Pertanyaan muncul dalam diri kita: kenapa umat Islam sebagai umat terbaik yang dilahirkan untuk manusia ini dikalahkan oleh umat lain yang belum mengenal Tuhan? Pada fase selanjutnya muncul kembali pertanyaan, saat kita di Eropa, kenapa maut hitam menyerang kami, bukankah sebagai penganut Kristen yang saleh telah dijamin akan selamat dari ancaman dan marabahaya. Bukankah orang-orang akan diselamatkan karena keimanannya kepada Tuhan, seperti disebutkan dalam Perjanjian Baru: Abraham juga disebut selamat karena iman bukan perbuatannya (Roma 4:13).
Bagi umat Kristen, mereka meyakini maut hitam sebagai jalan untuk menyucikan diri dari segala dosa yang pernah dilakukan. Cara-cara pertobatan dilakukan di setiap wilayah Eropa dari pusat kota sampai ke pelosok-pelosok, mereka bertekad untuk meninggalkan kejahatan sebagai penebusan atas kesalahan di masa lalu. Gereja-gereja dipenuhi oleh requim dan pujian-pujian kepada Tuhan sebagai bentuk rekonsiliasi mereka sebelum dipanggil menghadap-Nya. Tindakan ini dilakukan untuk menghukum diri mereka sendiri, hukuman karena dosa-dosa yang pernah mereka perbuat. Peristiwa ini mengingatkan kita kepada umat kristen di era Santo Siprianus saat diterjang wabah Siprian.

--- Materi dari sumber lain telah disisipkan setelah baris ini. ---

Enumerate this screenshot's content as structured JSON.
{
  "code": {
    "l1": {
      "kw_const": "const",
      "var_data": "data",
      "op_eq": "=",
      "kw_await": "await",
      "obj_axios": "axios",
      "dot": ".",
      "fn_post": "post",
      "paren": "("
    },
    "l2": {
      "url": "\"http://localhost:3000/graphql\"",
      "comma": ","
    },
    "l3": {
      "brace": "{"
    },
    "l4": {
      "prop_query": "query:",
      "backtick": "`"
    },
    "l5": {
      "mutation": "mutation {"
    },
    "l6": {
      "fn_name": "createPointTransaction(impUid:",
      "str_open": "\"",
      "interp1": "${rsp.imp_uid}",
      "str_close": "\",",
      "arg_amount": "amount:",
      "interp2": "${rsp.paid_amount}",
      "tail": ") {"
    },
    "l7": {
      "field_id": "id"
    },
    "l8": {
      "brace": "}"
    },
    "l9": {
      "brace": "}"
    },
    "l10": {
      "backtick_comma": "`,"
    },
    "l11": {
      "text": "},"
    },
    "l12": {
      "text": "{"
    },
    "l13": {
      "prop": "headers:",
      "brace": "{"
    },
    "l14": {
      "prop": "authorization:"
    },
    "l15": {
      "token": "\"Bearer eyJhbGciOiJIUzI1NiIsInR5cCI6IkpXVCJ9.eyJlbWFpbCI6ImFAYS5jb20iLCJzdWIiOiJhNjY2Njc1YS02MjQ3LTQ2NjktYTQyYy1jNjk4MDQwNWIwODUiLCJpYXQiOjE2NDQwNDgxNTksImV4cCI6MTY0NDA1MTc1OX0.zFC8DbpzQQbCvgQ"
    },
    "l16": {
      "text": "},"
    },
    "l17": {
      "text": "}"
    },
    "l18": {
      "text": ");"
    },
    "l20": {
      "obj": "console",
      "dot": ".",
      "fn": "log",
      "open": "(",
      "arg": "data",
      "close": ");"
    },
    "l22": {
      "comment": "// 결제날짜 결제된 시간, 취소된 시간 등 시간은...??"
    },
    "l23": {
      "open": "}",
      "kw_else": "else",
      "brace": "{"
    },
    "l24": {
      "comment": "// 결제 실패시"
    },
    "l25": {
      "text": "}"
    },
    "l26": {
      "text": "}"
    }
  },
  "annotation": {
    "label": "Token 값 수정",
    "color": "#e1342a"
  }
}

Mereka mengakui diri diliputi oleh kesalahan masa lalu; kemunafikan, ilusi, dan kefanatikan terhadap kebenaran seolah hanya dimiliki oleh kelompoknya saja. Kesalahan masa lalu membayangi pikiran mereka, pernah menodai kemuliaan, memutarbalikkan apa yang ilahi dengan yang duniawi untuk merogoh tujuan yang tidak suci, Kekuatan ordo gerejawi saat maut hitam semakin menggila menjadi panutan mayoritas manusia. Semangat aksi penebusan dosa terjadi di Bumi Eropa. Semua telah kehilangan cara dan bagaimana seharusnya mereka menyikapi penularan bakteri, bukan hanya oleh rafalan jampi, juga oleh cara yang lebih rasional.
Baca: Wabah yang Mengubah Peradaban Manusia (Bagian 6)
Kota-Kota dengan Ratapan dan Linangan Air Mata
Berbagai cara dilakukan untuk melawan wabah. Kelompok yang berlindung di bawah naungan ordo pembawa salib ini kerap melakukan prosesi arak-arakan sambil bernyanyi, pandangan tertuju ke tanah, disertai dengan sikap menunjukkan rasa sesal dan duka mendalam. Atribut-atribut yang digunakan selama prosesi ini yaitu pakaian muram, salib berwarna merah disimpan di dada atau punggung. Prosesi ini disaksikan oleh orang-orang.
Ada kemiripan peristiwa semacam ini ketika dunia seolah diliputi oleh kepedihan, terjadi satu abad setelah maut hitam melanda Eropa. Ribuan Muslim dipaksa meninggalkan Andalusia, Cordoba, dan Toledo oleh penguasa Castillia dan Aragon dengan perasaan dipenuhi oleh rasa haru. Tahun 1492 M, merupakan fase awal negara-negara Eropa akan memasuki era renaissance, bagi dunia Islam, abad tersebut merupakan saat kepiluan dan kesedihan, Islam telah keluar dari Spanyol setelah selama satu abad lamanya menorehkan noktak emas peradaban di negara tersebut. Sesaat sebelum meninggalkan Granada, Sultan Muhammad XII membalikan tubuh menatap kota dengan linangan air mata sebagai salam perpisahan terhadap kota tersebut.
Cikal Bakal Sekularisme dan Feodalisme
Maut hitam merupakan malaikat pencabut nyawa bagi Eropa, populasi menurun, bangunan-bangunan dan tanah-tanah yang ditinggal mati oleh pemiliknya diambil alih oleh siapa saja yang pertama kali mengklain kepemilihan lahan. Orang-orang yang selamat dari maut hitam tiba-tiba tampil sebagai pemilik lahan luas, mengaku dirinya sebagai pemilik sah atas lahan dan bangunan, melahirkan orang-orang kaya baru (OKB). Sering kali orang-orang kaya baru tersebut dulu berasal dari kelompok menangah bawah namun selamat dari wabah. Kepemilikan lahan berhektar-hektar oleh orang-orang kaya baru di Eropa ini melahirkan tatanan baru: feodalisme.